I shoot a lot of photos outdoors, and I throw away a lot of images because of lens flare. I use an Olympus E300 digital SLR, and I keep Hoya UV filters on the lenses, mostly to reduce the danger of scratching to the (muy expensive) lenses. Would a polarizing filter help get rid of these lens flares that destroy so many of my images?
Octagonal you say... could we see an example? My understanding is that flares are caused by light coming into the optics at an extreme angle and bouncing around in there a bit instead of getting absorbed. A hood would serve to limit the angle of the incident light. You can also get a flare from the wierd angle light hitting your filter. A hood would help this as well.
I guess I'll have to start packing a hood around in my already cramoed camera bag. Actually it used to be a camera bag. Now it's more like a camera sack with all the stuff I haul around. I guess this is what people call, "obsession" :-)
the octaganal shape is due to the shape of the aperture, which isnt a pure circle, it is and octagan because of the 8 or however many plates there are constructing it. Stopping down to a smaller aperture- f/14 at least- should help reduce the flare. a hood would be very useful, i always have one attatched to my telephoto, but i havnt realy found it nesecary for wide angle.
some lenses are much worse with flare than others, so it could be a flare prone lens...

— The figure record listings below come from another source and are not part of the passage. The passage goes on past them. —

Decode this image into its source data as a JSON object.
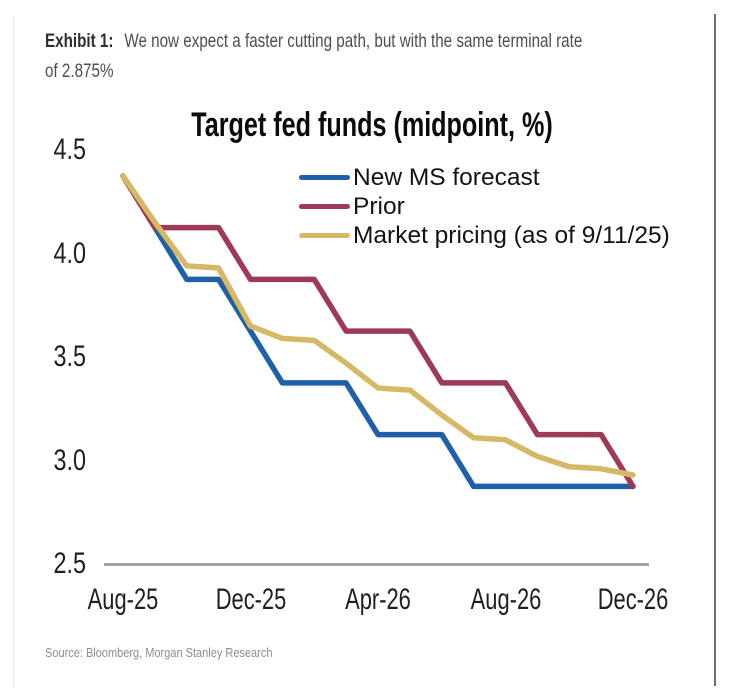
{
  "header": {
    "exhibit_label": "Exhibit 1:",
    "title_line1": "We now expect a faster cutting path, but with the same terminal rate",
    "title_line2": "of 2.875%"
  },
  "footer": {
    "source": "Source: Bloomberg, Morgan Stanley Research"
  },
  "colors": {
    "new_ms_forecast": "#1f61a9",
    "prior": "#9d3a55",
    "market_pricing": "#d6b967",
    "axis_line": "#a1a1a1",
    "tick_text": "#1f1f1f"
  },
  "chart_data": {
    "type": "line",
    "title": "Target fed funds (midpoint, %)",
    "x": [
      "Aug-25",
      "Sep-25",
      "Oct-25",
      "Nov-25",
      "Dec-25",
      "Jan-26",
      "Feb-26",
      "Mar-26",
      "Apr-26",
      "May-26",
      "Jun-26",
      "Jul-26",
      "Aug-26",
      "Sep-26",
      "Oct-26",
      "Nov-26",
      "Dec-26"
    ],
    "x_tick_labels": [
      "Aug-25",
      "Dec-25",
      "Apr-26",
      "Aug-26",
      "Dec-26"
    ],
    "x_tick_month_index": [
      0,
      4,
      8,
      12,
      16
    ],
    "y_tick_labels": [
      "4.5",
      "4.0",
      "3.5",
      "3.0",
      "2.5"
    ],
    "y_tick_values": [
      4.5,
      4.0,
      3.5,
      3.0,
      2.5
    ],
    "ylim": [
      2.5,
      4.5
    ],
    "grid": false,
    "legend_position": "top-center-inside",
    "series": [
      {
        "name": "New MS forecast",
        "color": "#1f61a9",
        "values": [
          4.375,
          4.125,
          3.875,
          3.875,
          3.625,
          3.375,
          3.375,
          3.375,
          3.125,
          3.125,
          3.125,
          2.875,
          2.875,
          2.875,
          2.875,
          2.875,
          2.875
        ]
      },
      {
        "name": "Prior",
        "color": "#9d3a55",
        "values": [
          4.375,
          4.125,
          4.125,
          4.125,
          3.875,
          3.875,
          3.875,
          3.625,
          3.625,
          3.625,
          3.375,
          3.375,
          3.375,
          3.125,
          3.125,
          3.125,
          2.875
        ]
      },
      {
        "name": "Market pricing (as of 9/11/25)",
        "color": "#d6b967",
        "values": [
          4.375,
          4.15,
          3.94,
          3.93,
          3.65,
          3.59,
          3.58,
          3.47,
          3.35,
          3.34,
          3.22,
          3.11,
          3.1,
          3.02,
          2.97,
          2.96,
          2.93
        ]
      }
    ]
  }
}
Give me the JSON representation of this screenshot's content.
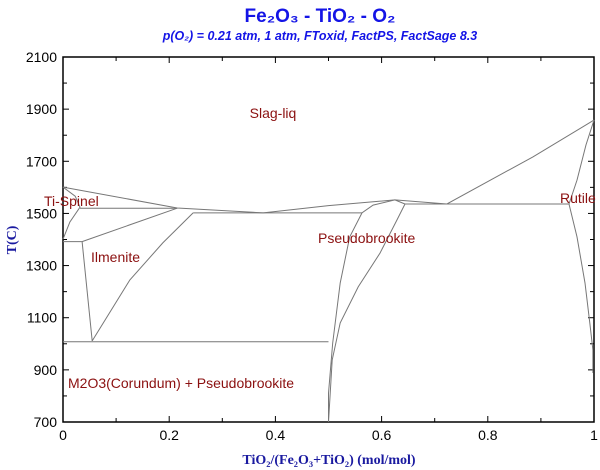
{
  "chart_data": {
    "type": "line",
    "title": "Fe₂O₃ - TiO₂ - O₂",
    "subtitle": "p(O₂) = 0.21 atm, 1 atm, FToxid, FactPS, FactSage 8.3",
    "xlabel": "TiO₂/(Fe₂O₃+TiO₂) (mol/mol)",
    "ylabel": "T(C)",
    "xlim": [
      0,
      1
    ],
    "ylim": [
      700,
      2100
    ],
    "xticks": [
      "0",
      "0.2",
      "0.4",
      "0.6",
      "0.8",
      "1"
    ],
    "yticks": [
      "700",
      "900",
      "1100",
      "1300",
      "1500",
      "1700",
      "1900",
      "2100"
    ],
    "grid": false,
    "line_color": "#777777",
    "label_color": "#8b1010",
    "title_color": "#1414e6",
    "region_labels": [
      "Slag-liq",
      "Ti-Spinel",
      "Ilmenite",
      "Pseudobrookite",
      "Rutile",
      "M2O3(Corundum) + Pseudobrookite"
    ],
    "boundaries": [
      {
        "points": [
          [
            0,
            1601
          ],
          [
            0.215,
            1521
          ],
          [
            0.377,
            1502
          ],
          [
            0.5,
            1530
          ],
          [
            0.625,
            1552
          ],
          [
            0.723,
            1536
          ],
          [
            0.885,
            1717
          ],
          [
            1,
            1858
          ]
        ]
      },
      {
        "points": [
          [
            0,
            1601
          ],
          [
            0.023,
            1566
          ],
          [
            0.032,
            1524
          ],
          [
            0.013,
            1467
          ],
          [
            0,
            1401
          ]
        ]
      },
      {
        "points": [
          [
            0.032,
            1520
          ],
          [
            0.215,
            1520
          ]
        ]
      },
      {
        "points": [
          [
            0.245,
            1502
          ],
          [
            0.563,
            1502
          ]
        ]
      },
      {
        "points": [
          [
            0.644,
            1536
          ],
          [
            0.953,
            1536
          ]
        ]
      },
      {
        "points": [
          [
            0,
            1392
          ],
          [
            0.036,
            1392
          ]
        ]
      },
      {
        "points": [
          [
            0,
            1008
          ],
          [
            0.5,
            1008
          ]
        ]
      },
      {
        "points": [
          [
            0.036,
            1392
          ],
          [
            0.055,
            1011
          ]
        ]
      },
      {
        "points": [
          [
            0.036,
            1392
          ],
          [
            0.215,
            1520
          ]
        ]
      },
      {
        "points": [
          [
            0.055,
            1011
          ],
          [
            0.126,
            1245
          ],
          [
            0.188,
            1387
          ],
          [
            0.245,
            1502
          ]
        ]
      },
      {
        "points": [
          [
            0.5,
            700
          ],
          [
            0.5,
            811
          ],
          [
            0.508,
            1003
          ],
          [
            0.522,
            1233
          ],
          [
            0.54,
            1410
          ],
          [
            0.563,
            1502
          ],
          [
            0.584,
            1532
          ],
          [
            0.625,
            1552
          ]
        ]
      },
      {
        "points": [
          [
            0.5,
            700
          ],
          [
            0.507,
            938
          ],
          [
            0.522,
            1080
          ],
          [
            0.556,
            1218
          ],
          [
            0.597,
            1348
          ],
          [
            0.629,
            1475
          ],
          [
            0.644,
            1536
          ],
          [
            0.625,
            1552
          ]
        ]
      },
      {
        "points": [
          [
            0.953,
            1536
          ],
          [
            0.968,
            1410
          ],
          [
            0.983,
            1233
          ],
          [
            0.992,
            1080
          ],
          [
            0.998,
            976
          ],
          [
            0.998,
            888
          ]
        ]
      },
      {
        "points": [
          [
            1,
            1858
          ],
          [
            0.985,
            1763
          ],
          [
            0.968,
            1628
          ],
          [
            0.953,
            1536
          ]
        ]
      }
    ]
  }
}
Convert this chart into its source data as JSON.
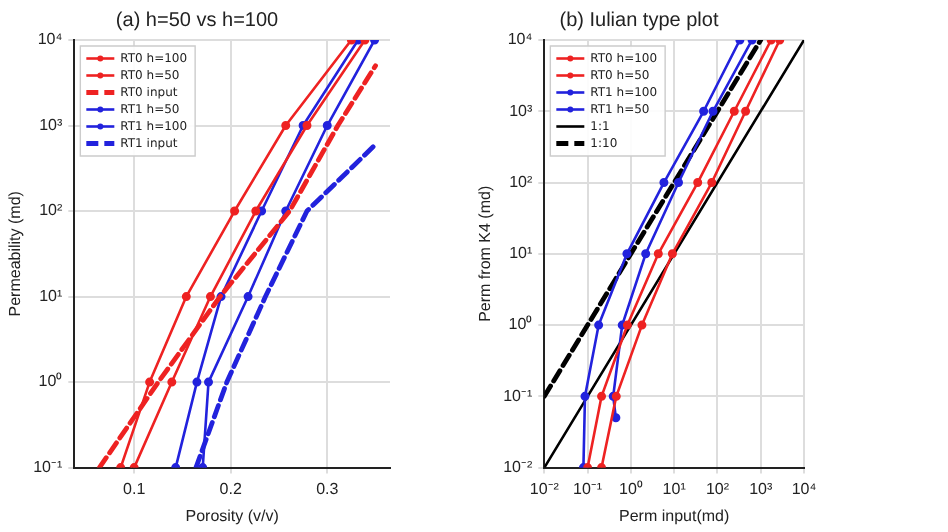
{
  "chart_data": [
    {
      "type": "line",
      "title": "(a) h=50 vs h=100",
      "xlabel": "Porosity (v/v)",
      "ylabel": "Permeability (md)",
      "log": "y",
      "grid": true,
      "legend": "top left",
      "xlim": [
        0.038,
        0.365
      ],
      "xticks": [
        0.1,
        0.2,
        0.3
      ],
      "ylim": [
        0.1,
        10000
      ],
      "yticks": [
        {
          "value": 0.1,
          "label": "10⁻¹"
        },
        {
          "value": 1,
          "label": "10⁰"
        },
        {
          "value": 10,
          "label": "10¹"
        },
        {
          "value": 100,
          "label": "10²"
        },
        {
          "value": 1000,
          "label": "10³"
        },
        {
          "value": 10000,
          "label": "10⁴"
        }
      ],
      "series": [
        {
          "name": "RT0 h=100",
          "color": "#ee2222",
          "marker": "circle",
          "line_style": "solid",
          "x": [
            0.086,
            0.116,
            0.154,
            0.204,
            0.257,
            0.325
          ],
          "values": [
            0.1,
            1,
            10,
            100,
            1000,
            10000
          ]
        },
        {
          "name": "RT0 h=50",
          "color": "#ee2222",
          "marker": "circle",
          "line_style": "solid",
          "x": [
            0.1,
            0.139,
            0.179,
            0.226,
            0.279,
            0.339
          ],
          "values": [
            0.1,
            1,
            10,
            100,
            1000,
            10000
          ]
        },
        {
          "name": "RT0 input",
          "color": "#ee2222",
          "marker": "none",
          "line_style": "dashed",
          "x": [
            0.064,
            0.125,
            0.189,
            0.261,
            0.311,
            0.35
          ],
          "values": [
            0.1,
            1,
            10,
            100,
            1000,
            5000
          ]
        },
        {
          "name": "RT1 h=50",
          "color": "#2222dd",
          "marker": "circle",
          "line_style": "solid",
          "x": [
            0.143,
            0.165,
            0.19,
            0.232,
            0.275,
            0.332
          ],
          "values": [
            0.1,
            1,
            10,
            100,
            1000,
            10000
          ]
        },
        {
          "name": "RT1 h=100",
          "color": "#2222dd",
          "marker": "circle",
          "line_style": "solid",
          "x": [
            0.171,
            0.177,
            0.218,
            0.257,
            0.3,
            0.349
          ],
          "values": [
            0.1,
            1,
            10,
            100,
            1000,
            10000
          ]
        },
        {
          "name": "RT1 input",
          "color": "#2222dd",
          "marker": "none",
          "line_style": "dashed",
          "x": [
            0.164,
            0.196,
            0.236,
            0.279,
            0.35
          ],
          "values": [
            0.1,
            1,
            10,
            100,
            600
          ]
        }
      ]
    },
    {
      "type": "line",
      "title": "(b) Iulian type plot",
      "xlabel": "Perm input(md)",
      "ylabel": "Perm from K4 (md)",
      "log": "xy",
      "grid": true,
      "legend": "top left",
      "xlim": [
        0.01,
        10000
      ],
      "xticks": [
        {
          "value": 0.01,
          "label": "10⁻²"
        },
        {
          "value": 0.1,
          "label": "10⁻¹"
        },
        {
          "value": 1,
          "label": "10⁰"
        },
        {
          "value": 10,
          "label": "10¹"
        },
        {
          "value": 100,
          "label": "10²"
        },
        {
          "value": 1000,
          "label": "10³"
        },
        {
          "value": 10000,
          "label": "10⁴"
        }
      ],
      "ylim": [
        0.01,
        10000
      ],
      "yticks": [
        {
          "value": 0.01,
          "label": "10⁻²"
        },
        {
          "value": 0.1,
          "label": "10⁻¹"
        },
        {
          "value": 1,
          "label": "10⁰"
        },
        {
          "value": 10,
          "label": "10¹"
        },
        {
          "value": 100,
          "label": "10²"
        },
        {
          "value": 1000,
          "label": "10³"
        },
        {
          "value": 10000,
          "label": "10⁴"
        }
      ],
      "series": [
        {
          "name": "RT0 h=100",
          "color": "#ee2222",
          "marker": "circle",
          "line_style": "solid",
          "x": [
            0.1,
            0.21,
            0.83,
            4.3,
            35,
            245,
            1740
          ],
          "values": [
            0.01,
            0.1,
            1,
            10,
            100,
            1000,
            10000
          ]
        },
        {
          "name": "RT0 h=50",
          "color": "#ee2222",
          "marker": "circle",
          "line_style": "solid",
          "x": [
            0.21,
            0.46,
            1.8,
            9.1,
            74,
            447,
            2750
          ],
          "values": [
            0.01,
            0.1,
            1,
            10,
            100,
            1000,
            10000
          ]
        },
        {
          "name": "RT1 h=100",
          "color": "#2222dd",
          "marker": "circle",
          "line_style": "solid",
          "x": [
            0.08,
            0.087,
            0.18,
            0.81,
            5.8,
            48,
            330
          ],
          "values": [
            0.01,
            0.1,
            1,
            10,
            100,
            1000,
            10000
          ]
        },
        {
          "name": "RT1 h=50",
          "color": "#2222dd",
          "marker": "circle",
          "line_style": "solid",
          "x": [
            0.45,
            0.39,
            0.63,
            2.2,
            12.6,
            79,
            630
          ],
          "values": [
            0.05,
            0.1,
            1,
            10,
            100,
            1000,
            10000
          ]
        },
        {
          "name": "1:1",
          "color": "#000000",
          "marker": "none",
          "line_style": "solid",
          "x": [
            0.01,
            10000
          ],
          "values": [
            0.01,
            10000
          ]
        },
        {
          "name": "1:10",
          "color": "#000000",
          "marker": "none",
          "line_style": "dashed",
          "x": [
            0.01,
            1000
          ],
          "values": [
            0.1,
            10000
          ]
        }
      ]
    }
  ]
}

It might be more than eight. It may actually be twelve, but without having it in front of me I had to guess octagonal. You actually think that conical hood will do the trick, eh? I have two of them; one is a cone and the other a sort of cut-out cone with two sides cut away. I can't figure out what that one's for, but most people I see with hoods seem to be using the cut-away one.
For your wide angle lens use the shortest one, otherwise you will get Severe vignetting and picture cut off because the wide angle brings the long shade into the sides of the picture. im not sure about the cut outs either but i thought they may be are for the two sides of the picture, to prevent vignetting because the image is wider than it is high...
The "cut out" style is called a petal-type or "perfect hood". This is because when used on a zoom (such as a 70-200mm) there will be no vignetting at the wide end, yet the hood extends far enough out to prevent flare at the tele end.
If you look through the hood (from the end that you attach to the lens), you will see that the cut-outs form a rectangle, which coincides with the aspect ratio of the image. to prevent vignetting.
My gosh! He's right! I just looked through my hood, and it does exactly that. Now what smart cookie came up with that idea? Does this mean i should use it in preference to the full hood?
When I was a boy of fourteen,
my father was so ignorant I could hardly stand to have the old man around.
But when I got to be twenty one, I was astonished
at how much he had learned in seven years."
Mark Twain
Thats what i was thinking. If you used the right kind of paper i can't see why they wouldn't work. I suppose now i will have to go out a buy a new lens that needs a hood so i can try it. My lenses are either not accostomed to flares or already have a hood that came with them:P.